To find a node with a given ID, given a pointer to the root node of the tree, you just do:
CP* find(CP* root, int searchID)
{
// Starting point.
CP* node = root;
while(node)
{
// Search hit?
if(node->id == searchID)
return node;
// Turn left or right?
if(node->id < searchID)
node = node->left;
else
node = node->right;
}
return 0; // No node with the given ID found.
}
Finding depth is a simple modification of this function: instead of returning a node, you keep count of how many levels you descend. A depth of 0 means the root node is what you want; a depth of 1 means either the left or right nodes; a depth of 2 means any of their direct children, etc. So it's really how many times you have to loop:
int depth(CP* root, int searchID)
{
// Starting point.
CP* node = root;
int depth = 0;
while(node)
{
// Search hit?
if(node->id == searchID)
return depth;
// Descending a level...
++depth;
// Turn left or right?
if(node->id < searchID)
node = node->left;
else
node = node->right;
}
return -1; // No node with the given ID found.
}
Note the special value -1 for "not found".

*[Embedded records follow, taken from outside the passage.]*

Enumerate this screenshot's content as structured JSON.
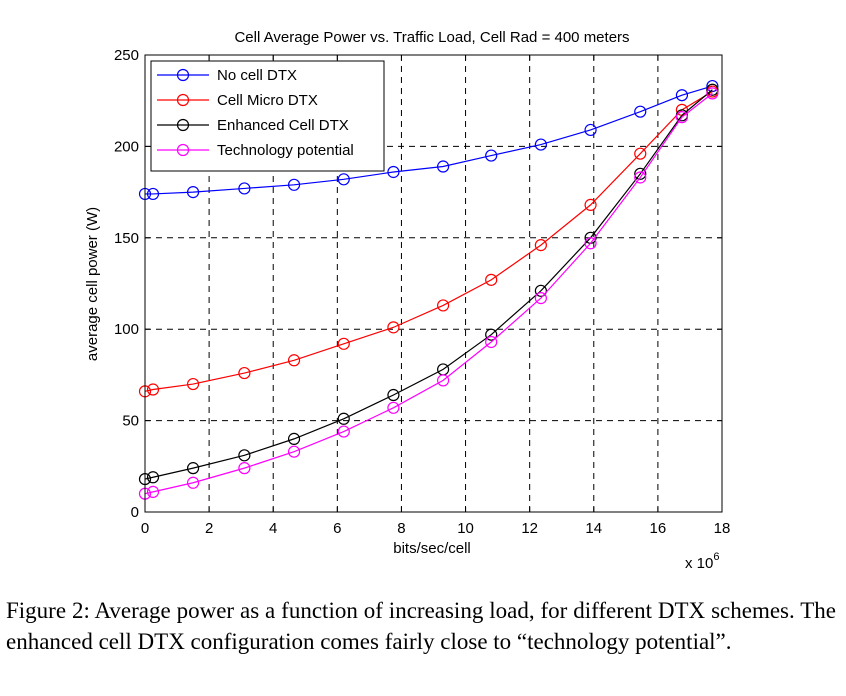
{
  "chart_data": {
    "type": "line",
    "title": "Cell Average Power vs. Traffic Load, Cell Rad = 400 meters",
    "xlabel": "bits/sec/cell",
    "ylabel": "average cell power (W)",
    "x_multiplier_base": "x 10",
    "x_multiplier_exp": "6",
    "xlim": [
      0,
      18
    ],
    "ylim": [
      0,
      250
    ],
    "xticks": [
      0,
      2,
      4,
      6,
      8,
      10,
      12,
      14,
      16,
      18
    ],
    "yticks": [
      0,
      50,
      100,
      150,
      200,
      250
    ],
    "grid": true,
    "legend_position": "top-left",
    "x": [
      0,
      0.25,
      1.5,
      3.1,
      4.65,
      6.2,
      7.75,
      9.3,
      10.8,
      12.35,
      13.9,
      15.45,
      16.75,
      17.7
    ],
    "series": [
      {
        "name": "No cell DTX",
        "color": "#0000ff",
        "values": [
          174,
          174,
          175,
          177,
          179,
          182,
          186,
          189,
          195,
          201,
          209,
          219,
          228,
          233
        ]
      },
      {
        "name": "Cell Micro DTX",
        "color": "#ff0000",
        "values": [
          66,
          67,
          70,
          76,
          83,
          92,
          101,
          113,
          127,
          146,
          168,
          196,
          220,
          230
        ]
      },
      {
        "name": "Enhanced Cell DTX",
        "color": "#000000",
        "values": [
          18,
          19,
          24,
          31,
          40,
          51,
          64,
          78,
          97,
          121,
          150,
          185,
          217,
          231
        ]
      },
      {
        "name": "Technology potential",
        "color": "#ff00ff",
        "values": [
          10,
          11,
          16,
          24,
          33,
          44,
          57,
          72,
          93,
          117,
          147,
          183,
          216,
          229
        ]
      }
    ]
  },
  "caption": {
    "label": "Figure 2: ",
    "text": "Average power as a function of increasing load, for different DTX schemes. The enhanced cell DTX configuration comes fairly close to “technology potential”."
  }
}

I recommend storing the depth of a node's subtree in that node. Then you can just update the depth of the tree as you add nodes to it. Whenever you add a node, back out of the tree, updating the depth of each node along the path to the root on the way out. If at any point, the new depth of a node's modified subtree is not greater than the depth of the node's other subtree, you can short-circuit.
The benefits to this approach are:
It's worst-case performance is O(log n) (assuming that the tree is balanced).
It is extremely easy to write non-recursively
Read about basic tree/graph search algorithms: breadth-first search (BFS) and depth-first search (DFS). Try implementing DFS both recursively and with an explicit stack<T>. Implement BFS using a queue<T>.
Pay attention to the efficiency of your approach. If you want to look-up the depth of nodes repeatedly it will probably be much faster to store the depth of every node in the tree in some sort of look-up table. Ideally a hash table but a map<T1, T2> will do in most cases.
You'll learn a lot from the above exercises. Good luck!
You can calculate the depth from any node using recursion:
int countChildren(CPPtr node) {
if ( node != null )
return 1 + countChildren(node->left) + countChildren(node->right);
else
return 0;
}
You have to pass pointers to lDepth and rDepth, not the values themselves, like so:
nodeDepth_Helper(tree,id, &lDepth, &rDepth);
Furthermore, I think the arguments to nodeDepth_helper should be declared as pointers to ints:
void nodeDepth_Helper(CPPtr tree, int id, int* lDepth,int* rDepth)
making these changes throughout should fix your problem.